Who were the winners and losers – and how does that shape the race to the Oscars as the Academy members get down to their final voting between February 8th and 19th?


  • Ben Affleck and “Argo”: Earlier this week the Academy snubbed Affleck, ignoring him for a best director nomination. Tonight industry insiders gave the actor-director-writer a standing ovation for his fast-paced Hollywood-and-hostage drama “Argo.” Add to that the huge love the film and director got at the Critics’ Choice Awards and maybe there’s a revolution happening. Affleck is out of the running for Oscar, but “Argo” may now be the frontrunner.
  • Daniel Day-Lewis and Hugh Jackman: Day-Lewis looks to be the only sure-thing in “Lincoln.” He’s also likely to defeat rival Jackman, who won the musical/comedy category, during the Academy Awards.
  • Jessica Chastain and Jennifer Lawrence: Tonight’s best actress (drama) win for Chastain and Lawrence’s emotional win for best actress (musical or comedy), was a triumph for both actresses, who are young, beautiful, talented and at the top of their game. But almost before they have time to wipe their mascara, the pair will be competing against each other as the frontrunners at next month’s Academy Awards.
  • Anne Hathaway: The “I Dreamed a Dream” singer had a triumphant night, and she’ll probably be a repeat come Oscars.
  • Another overall winner is “Django Unchained.” Tarantino’s revisionist Western doesn’t seem to be hurt by the N-word controversy, or the fact that Spike Lee is boycotting the film.

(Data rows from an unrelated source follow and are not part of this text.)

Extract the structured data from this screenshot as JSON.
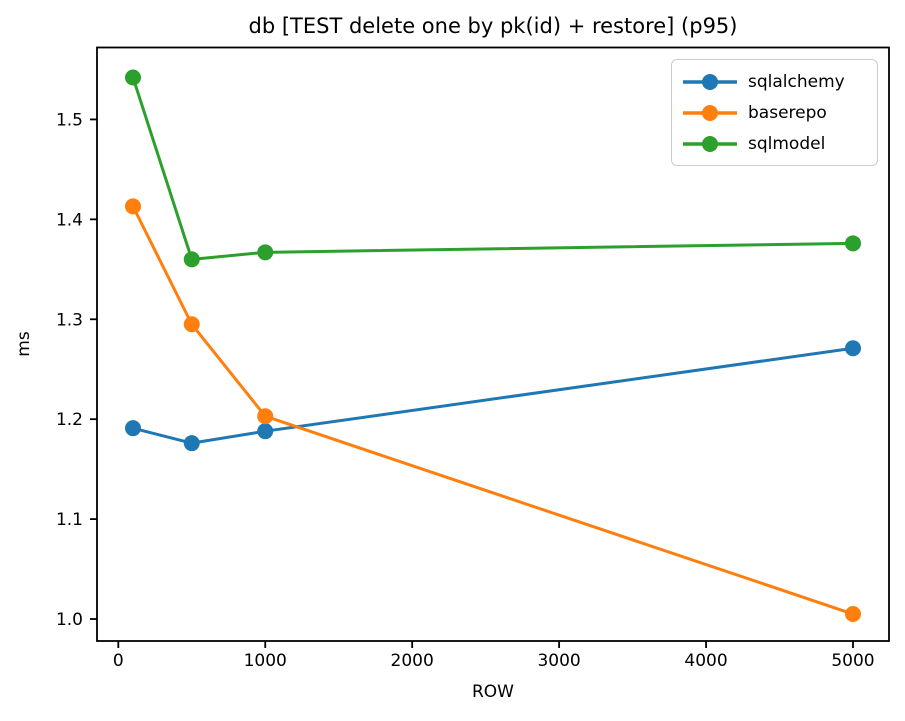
{
  "chart_data": {
    "type": "line",
    "title": "db [TEST delete one by pk(id) + restore] (p95)",
    "xlabel": "ROW",
    "ylabel": "ms",
    "x": [
      100,
      500,
      1000,
      5000
    ],
    "series": [
      {
        "name": "sqlalchemy",
        "color": "#1f77b4",
        "values": [
          1.191,
          1.176,
          1.188,
          1.271
        ]
      },
      {
        "name": "baserepo",
        "color": "#ff7f0e",
        "values": [
          1.413,
          1.295,
          1.203,
          1.005
        ]
      },
      {
        "name": "sqlmodel",
        "color": "#2ca02c",
        "values": [
          1.542,
          1.36,
          1.367,
          1.376
        ]
      }
    ],
    "xlim": [
      -145,
      5245
    ],
    "ylim": [
      0.978,
      1.572
    ],
    "xticks": {
      "values": [
        0,
        1000,
        2000,
        3000,
        4000,
        5000
      ],
      "labels": [
        "0",
        "1000",
        "2000",
        "3000",
        "4000",
        "5000"
      ]
    },
    "yticks": {
      "values": [
        1.0,
        1.1,
        1.2,
        1.3,
        1.4,
        1.5
      ],
      "labels": [
        "1.0",
        "1.1",
        "1.2",
        "1.3",
        "1.4",
        "1.5"
      ]
    },
    "grid": false,
    "legend": {
      "position": "upper right"
    },
    "style": {
      "marker": "circle",
      "marker_radius": 8,
      "line_width": 3,
      "spine_color": "#000000",
      "tick_color": "#000000",
      "background": "#ffffff"
    }
  }
}
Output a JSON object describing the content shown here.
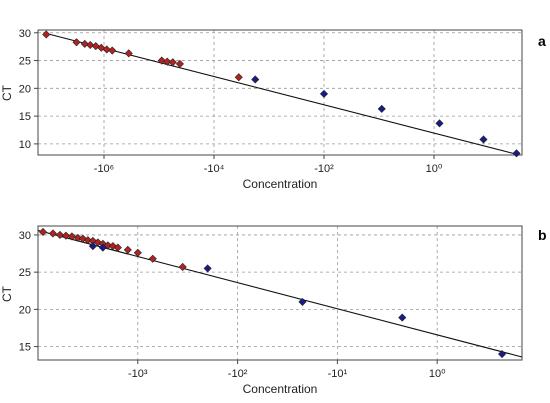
{
  "chart_data": [
    {
      "panel_label": "a",
      "type": "scatter",
      "xlabel": "Concentration",
      "ylabel": "CT",
      "x_scale": "log",
      "x_tick_labels": [
        "-10⁶",
        "-10⁴",
        "-10²",
        "10⁰"
      ],
      "x_tick_log10": [
        -6,
        -4,
        -2,
        0
      ],
      "xlim_log10": [
        -7.2,
        1.6
      ],
      "y_ticks": [
        10,
        15,
        20,
        25,
        30
      ],
      "ylim": [
        8,
        30.5
      ],
      "grid": true,
      "series": [
        {
          "color": "#b22222",
          "marker": "diamond",
          "points": [
            {
              "x_log10": -7.05,
              "y": 29.7
            },
            {
              "x_log10": -6.5,
              "y": 28.3
            },
            {
              "x_log10": -6.35,
              "y": 28.0
            },
            {
              "x_log10": -6.25,
              "y": 27.8
            },
            {
              "x_log10": -6.15,
              "y": 27.6
            },
            {
              "x_log10": -6.05,
              "y": 27.3
            },
            {
              "x_log10": -5.95,
              "y": 27.0
            },
            {
              "x_log10": -5.85,
              "y": 26.8
            },
            {
              "x_log10": -5.55,
              "y": 26.3
            },
            {
              "x_log10": -4.95,
              "y": 25.0
            },
            {
              "x_log10": -4.85,
              "y": 24.8
            },
            {
              "x_log10": -4.75,
              "y": 24.7
            },
            {
              "x_log10": -4.62,
              "y": 24.4
            },
            {
              "x_log10": -3.55,
              "y": 22.0
            }
          ]
        },
        {
          "color": "#1a1a8c",
          "marker": "diamond",
          "points": [
            {
              "x_log10": -3.25,
              "y": 21.6
            },
            {
              "x_log10": -2.0,
              "y": 19.0
            },
            {
              "x_log10": -0.95,
              "y": 16.3
            },
            {
              "x_log10": 0.1,
              "y": 13.7
            },
            {
              "x_log10": 0.9,
              "y": 10.8
            },
            {
              "x_log10": 1.5,
              "y": 8.3
            }
          ]
        }
      ],
      "fit_line": {
        "from": {
          "x_log10": -7.1,
          "y": 30.0
        },
        "to": {
          "x_log10": 1.55,
          "y": 8.0
        }
      }
    },
    {
      "panel_label": "b",
      "type": "scatter",
      "xlabel": "Concentration",
      "ylabel": "CT",
      "x_scale": "log",
      "x_tick_labels": [
        "-10³",
        "-10²",
        "-10¹",
        "10⁰"
      ],
      "x_tick_log10": [
        -3,
        -2,
        -1,
        0
      ],
      "xlim_log10": [
        -4.0,
        0.85
      ],
      "y_ticks": [
        15,
        20,
        25,
        30
      ],
      "ylim": [
        13.2,
        31.2
      ],
      "grid": true,
      "series": [
        {
          "color": "#b22222",
          "marker": "diamond",
          "points": [
            {
              "x_log10": -3.95,
              "y": 30.4
            },
            {
              "x_log10": -3.85,
              "y": 30.2
            },
            {
              "x_log10": -3.78,
              "y": 30.0
            },
            {
              "x_log10": -3.72,
              "y": 29.9
            },
            {
              "x_log10": -3.66,
              "y": 29.8
            },
            {
              "x_log10": -3.6,
              "y": 29.6
            },
            {
              "x_log10": -3.55,
              "y": 29.5
            },
            {
              "x_log10": -3.5,
              "y": 29.3
            },
            {
              "x_log10": -3.45,
              "y": 29.2
            },
            {
              "x_log10": -3.4,
              "y": 29.0
            },
            {
              "x_log10": -3.35,
              "y": 28.8
            },
            {
              "x_log10": -3.3,
              "y": 28.6
            },
            {
              "x_log10": -3.25,
              "y": 28.5
            },
            {
              "x_log10": -3.2,
              "y": 28.3
            },
            {
              "x_log10": -3.1,
              "y": 28.0
            },
            {
              "x_log10": -3.0,
              "y": 27.6
            },
            {
              "x_log10": -2.85,
              "y": 26.8
            },
            {
              "x_log10": -2.55,
              "y": 25.7
            }
          ]
        },
        {
          "color": "#1a1a8c",
          "marker": "diamond",
          "points": [
            {
              "x_log10": -3.45,
              "y": 28.5
            },
            {
              "x_log10": -3.35,
              "y": 28.3
            },
            {
              "x_log10": -2.3,
              "y": 25.5
            },
            {
              "x_log10": -1.35,
              "y": 21.0
            },
            {
              "x_log10": -0.35,
              "y": 18.9
            },
            {
              "x_log10": 0.65,
              "y": 14.0
            }
          ]
        }
      ],
      "fit_line": {
        "from": {
          "x_log10": -4.0,
          "y": 30.6
        },
        "to": {
          "x_log10": 0.85,
          "y": 13.6
        }
      }
    }
  ]
}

It wasn’t altogether surprising that Christoph Waltz took the best supporting actor win, although I thought Leonardo DiCaprio would have claimed the prize. But Tarantino beating Tony Kushner’s “Lincoln” for best screenplay? Ouch! However, it could very well be that the Hollywood Foreign Press Association has more love for Tarantino and “Django” than the Academy.


  • “Lincoln:” President Bill Clinton's onstage endorsement of the presidential drama came a little too late, as it won only one of its seven Globe nominations. The drama is no longer a lock at the Academy Awards despite twelve nominations following its major underperformance at the Golden Globes. Particularly damning was frontrunner Kushner’s loss for best screenplay.
  • “Silver Linings Playbook” showed surprising weakness with only one win for its lead actress Lawrence, and no love for star Bradley Cooper. Despite the comedy’s many Oscar nominations, it may find itself represented by Robert DeNiro in the best supporting category and director David O. Russell out in the cold despite his nomination for best director.
  • “Zero Dark Thirty”: Boo-hoo for director Kathryn Bigelow, who might have showed the Academy that they were wrong, so wrong, by not nominating her for best director. The movie also lost out for best picture and screenplay, showing that it may not have the legs needed to beat the odds at the Oscars.
  • While “Les Miserables” had a tremendous night with a best picture win and a nod to Hugh Jackman (in addition to Hathaway) this is likely the end of the awards road for the blockbuster musical.

With only six weeks to go to the Oscars, the race is anything but sure. After tonight, “Django Unchained” and “Argo” are on the rise, while “Lincoln” has stumbled, along with “Silver Linings Playbook” and “Zero Dark Thirty.”